Junior guard Mike Williams comes off the bench and averages 10.5 points per game. Like Johnson and Sanders, he’s a low efficiency shooter. In Big Ten games, Williams is shooting just 31.8 percent on 3s and 33.3 percent on 2s.

Deshawn Freeman, a 6-foot-7 junior forward, is the anchor in the frontcourt. Freeman averages 11.7 points, second on the team, and a team-high 8.8 rebounds per game. Freeman is finishing 50 percent of his 2s in Big Ten games and ranks in the top 20 in both offensive and defensive rebounding percentage.

Senior CJ Gettys, a 7-foot, 280 pound graduate transfer from UNC-Wilmington, has been decent on the glass and an adequate shot blocker through five Big Ten games, but is converting just 40.7 percent of his field goal attempts. Gettys is a plodding big man who IU should look to expose in transition.

Other names to know in the Rutgers rotation are Candido Sa, Issa Thiam and Jonathan Laurent.

Sa, a 6-foot-9 native of Portugal, is 20th in the league in block percentage. Thiam, a 6-foot-9 native of the Senegal, isn’t afraid to shoot, but is just 3-of-18 from the field in conference games. Laurent is a 6-foot-6 sophomore wing that can finish at a decent clip (57.1 on 2s in Big Ten play).


We’ve transitioned to conference-only stats for these charts moving forward and it really lays out some of the extremes on IU’s overall profile.

The Hoosiers are the Big Ten’s best offensive unit despite having the league’s worst turnover percentage. That’s driven by elite shooting and offensive rebounding. Defensively, Indiana is 12th in points per possession allowed, 13th in opponent free throw rate and 14th in opponent turnover percentage.

The standout on the Rutgers profile is the offensive rebounding. The Scarlet Knights are third in the league in offensive rebounding percentage. Rutgers has the Big Ten’s worst offense at just .82 points per possession. Given that Indiana’s defense has yet to give up fewer than 1.14 points per possession in a league game, it’s worth tracking how much resistance the Hoosiers put up against a mediocre offensive team.

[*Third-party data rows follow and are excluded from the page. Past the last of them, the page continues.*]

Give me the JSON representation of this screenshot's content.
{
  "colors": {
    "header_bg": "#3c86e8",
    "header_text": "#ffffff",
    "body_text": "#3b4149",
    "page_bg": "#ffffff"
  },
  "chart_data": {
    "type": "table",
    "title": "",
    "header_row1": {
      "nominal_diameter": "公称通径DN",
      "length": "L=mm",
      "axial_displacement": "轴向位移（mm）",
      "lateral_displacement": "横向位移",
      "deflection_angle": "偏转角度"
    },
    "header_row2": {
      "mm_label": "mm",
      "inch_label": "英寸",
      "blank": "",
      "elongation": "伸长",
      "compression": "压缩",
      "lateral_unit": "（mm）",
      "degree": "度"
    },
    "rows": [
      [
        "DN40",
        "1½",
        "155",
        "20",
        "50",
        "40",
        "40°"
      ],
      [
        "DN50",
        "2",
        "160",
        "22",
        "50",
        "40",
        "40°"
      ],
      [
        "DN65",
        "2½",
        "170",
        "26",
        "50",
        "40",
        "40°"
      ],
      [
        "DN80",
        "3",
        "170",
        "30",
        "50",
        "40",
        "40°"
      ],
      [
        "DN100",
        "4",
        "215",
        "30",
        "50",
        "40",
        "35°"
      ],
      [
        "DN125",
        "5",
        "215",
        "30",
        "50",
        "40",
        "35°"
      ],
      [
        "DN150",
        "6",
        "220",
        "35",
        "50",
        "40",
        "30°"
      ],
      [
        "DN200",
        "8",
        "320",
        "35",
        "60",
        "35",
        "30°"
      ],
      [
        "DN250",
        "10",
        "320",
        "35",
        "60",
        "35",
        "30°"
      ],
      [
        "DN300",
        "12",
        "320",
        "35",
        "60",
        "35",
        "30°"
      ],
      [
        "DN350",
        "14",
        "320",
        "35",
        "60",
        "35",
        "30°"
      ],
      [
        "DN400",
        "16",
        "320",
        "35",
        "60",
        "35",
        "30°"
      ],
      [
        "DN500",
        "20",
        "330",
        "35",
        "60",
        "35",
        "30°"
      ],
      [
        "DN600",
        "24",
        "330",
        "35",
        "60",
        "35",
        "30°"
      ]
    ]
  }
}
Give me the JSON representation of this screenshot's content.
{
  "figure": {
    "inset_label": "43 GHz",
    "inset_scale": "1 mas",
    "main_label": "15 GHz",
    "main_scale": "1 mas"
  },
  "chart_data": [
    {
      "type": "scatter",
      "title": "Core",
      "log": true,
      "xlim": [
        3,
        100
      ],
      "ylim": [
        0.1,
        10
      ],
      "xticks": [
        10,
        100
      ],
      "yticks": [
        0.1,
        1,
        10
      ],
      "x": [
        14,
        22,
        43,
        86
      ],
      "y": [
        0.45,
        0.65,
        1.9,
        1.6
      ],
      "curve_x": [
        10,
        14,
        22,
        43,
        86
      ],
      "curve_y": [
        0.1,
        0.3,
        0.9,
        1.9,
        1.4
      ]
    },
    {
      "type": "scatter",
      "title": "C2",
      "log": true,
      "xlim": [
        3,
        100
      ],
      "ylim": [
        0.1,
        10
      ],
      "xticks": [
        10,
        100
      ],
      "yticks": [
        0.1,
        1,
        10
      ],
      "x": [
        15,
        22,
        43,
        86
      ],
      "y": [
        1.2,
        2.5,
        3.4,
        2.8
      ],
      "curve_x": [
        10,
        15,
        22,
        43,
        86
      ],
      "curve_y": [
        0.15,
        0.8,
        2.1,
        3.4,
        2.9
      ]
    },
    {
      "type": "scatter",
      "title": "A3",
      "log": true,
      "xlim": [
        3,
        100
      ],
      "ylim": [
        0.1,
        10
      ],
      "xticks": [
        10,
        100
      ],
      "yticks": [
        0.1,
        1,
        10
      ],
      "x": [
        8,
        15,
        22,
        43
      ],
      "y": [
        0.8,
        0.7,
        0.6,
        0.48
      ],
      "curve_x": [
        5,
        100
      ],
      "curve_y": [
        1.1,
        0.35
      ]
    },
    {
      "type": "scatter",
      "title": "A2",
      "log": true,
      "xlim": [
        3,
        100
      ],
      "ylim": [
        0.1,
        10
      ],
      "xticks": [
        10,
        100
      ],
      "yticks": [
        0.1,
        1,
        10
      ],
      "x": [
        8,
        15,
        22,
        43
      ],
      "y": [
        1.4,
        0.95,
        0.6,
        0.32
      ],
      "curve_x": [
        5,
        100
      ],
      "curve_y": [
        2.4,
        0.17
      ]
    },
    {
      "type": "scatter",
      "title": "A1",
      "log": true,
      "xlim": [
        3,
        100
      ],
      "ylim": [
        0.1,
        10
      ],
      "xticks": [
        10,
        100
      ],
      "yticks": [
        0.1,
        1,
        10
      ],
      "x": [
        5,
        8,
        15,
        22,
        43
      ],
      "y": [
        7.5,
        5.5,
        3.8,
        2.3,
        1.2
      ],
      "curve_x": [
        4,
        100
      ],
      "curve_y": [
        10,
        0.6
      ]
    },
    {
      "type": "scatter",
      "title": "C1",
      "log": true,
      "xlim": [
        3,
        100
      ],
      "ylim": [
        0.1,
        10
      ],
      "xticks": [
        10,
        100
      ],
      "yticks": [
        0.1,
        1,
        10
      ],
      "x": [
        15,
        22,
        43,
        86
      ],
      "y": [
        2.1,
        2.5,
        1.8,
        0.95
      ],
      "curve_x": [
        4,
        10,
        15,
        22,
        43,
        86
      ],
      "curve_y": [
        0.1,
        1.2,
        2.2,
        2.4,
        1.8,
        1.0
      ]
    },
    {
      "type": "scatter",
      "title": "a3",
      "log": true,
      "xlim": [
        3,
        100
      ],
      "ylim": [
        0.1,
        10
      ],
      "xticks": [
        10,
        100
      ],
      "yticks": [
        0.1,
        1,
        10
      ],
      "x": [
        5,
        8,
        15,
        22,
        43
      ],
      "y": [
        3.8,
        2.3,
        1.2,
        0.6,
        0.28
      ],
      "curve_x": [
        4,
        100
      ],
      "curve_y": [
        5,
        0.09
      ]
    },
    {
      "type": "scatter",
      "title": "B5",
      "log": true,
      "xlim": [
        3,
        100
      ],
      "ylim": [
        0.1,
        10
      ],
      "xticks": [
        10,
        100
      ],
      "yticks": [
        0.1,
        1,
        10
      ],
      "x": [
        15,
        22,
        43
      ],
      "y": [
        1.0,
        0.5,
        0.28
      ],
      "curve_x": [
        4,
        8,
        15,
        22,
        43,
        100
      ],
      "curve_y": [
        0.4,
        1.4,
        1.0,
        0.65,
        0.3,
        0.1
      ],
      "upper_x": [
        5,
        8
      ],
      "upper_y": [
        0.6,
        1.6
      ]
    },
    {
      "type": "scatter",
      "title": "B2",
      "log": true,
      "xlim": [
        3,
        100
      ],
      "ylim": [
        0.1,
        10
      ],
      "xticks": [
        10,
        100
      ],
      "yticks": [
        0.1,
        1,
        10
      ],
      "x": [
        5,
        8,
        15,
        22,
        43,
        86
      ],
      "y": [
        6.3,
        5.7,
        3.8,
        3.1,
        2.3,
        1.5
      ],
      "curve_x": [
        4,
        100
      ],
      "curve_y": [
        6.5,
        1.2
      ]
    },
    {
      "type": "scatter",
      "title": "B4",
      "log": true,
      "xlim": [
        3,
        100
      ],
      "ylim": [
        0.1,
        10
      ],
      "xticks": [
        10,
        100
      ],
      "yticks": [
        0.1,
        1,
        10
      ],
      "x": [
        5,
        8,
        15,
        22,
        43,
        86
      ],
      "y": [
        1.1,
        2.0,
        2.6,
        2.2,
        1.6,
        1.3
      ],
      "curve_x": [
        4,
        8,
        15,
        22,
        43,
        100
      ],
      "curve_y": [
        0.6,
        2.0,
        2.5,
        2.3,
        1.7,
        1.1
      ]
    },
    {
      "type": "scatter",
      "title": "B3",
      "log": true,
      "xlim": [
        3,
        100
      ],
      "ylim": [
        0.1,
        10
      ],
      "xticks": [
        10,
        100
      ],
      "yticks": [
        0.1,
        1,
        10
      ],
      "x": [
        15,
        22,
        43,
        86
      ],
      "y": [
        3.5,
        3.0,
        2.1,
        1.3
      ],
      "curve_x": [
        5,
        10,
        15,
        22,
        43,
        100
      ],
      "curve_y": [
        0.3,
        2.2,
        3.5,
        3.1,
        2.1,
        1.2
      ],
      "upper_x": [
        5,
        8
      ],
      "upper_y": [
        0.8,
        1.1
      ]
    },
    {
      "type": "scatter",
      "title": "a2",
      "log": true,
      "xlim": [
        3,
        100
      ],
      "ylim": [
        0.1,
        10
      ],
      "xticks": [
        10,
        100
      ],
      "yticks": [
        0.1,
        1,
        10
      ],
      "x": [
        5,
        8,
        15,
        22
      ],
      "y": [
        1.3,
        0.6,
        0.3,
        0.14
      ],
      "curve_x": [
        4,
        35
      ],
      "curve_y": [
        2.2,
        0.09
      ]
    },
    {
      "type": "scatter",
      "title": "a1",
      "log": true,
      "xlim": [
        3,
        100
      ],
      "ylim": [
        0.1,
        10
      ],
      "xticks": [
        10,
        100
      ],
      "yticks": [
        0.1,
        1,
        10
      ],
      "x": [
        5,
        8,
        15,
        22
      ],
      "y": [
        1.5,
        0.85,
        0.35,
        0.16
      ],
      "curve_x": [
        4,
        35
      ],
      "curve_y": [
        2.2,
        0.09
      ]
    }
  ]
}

Indiana is a 15-point KenPom favorite and a 16-point favorite according to the Sagarin ratings.

It probably goes without saying, but this is a must-win for Indiana. A 1-4 Big Ten start, including three home losses, would be a catastrophe. If you believe in the theory of building momentum going into the next game, the way Indiana plays on Sunday is far more important than just getting a win.

The Hoosiers have a season defining stretch coming after the Rutgers game: at Penn State, Michigan State at home, at Michigan and at Northwestern. Anything less than 2-2 in those games and the prospects for a winning record in the Big Ten begin to look slim. And a subpar performance against Rutgers, even in a win, isn’t a way to springboard the Hoosiers into that stretch with any confidence.

Yes, it’s still early in Big Ten play, but time is running thin on Indiana to turn this season around.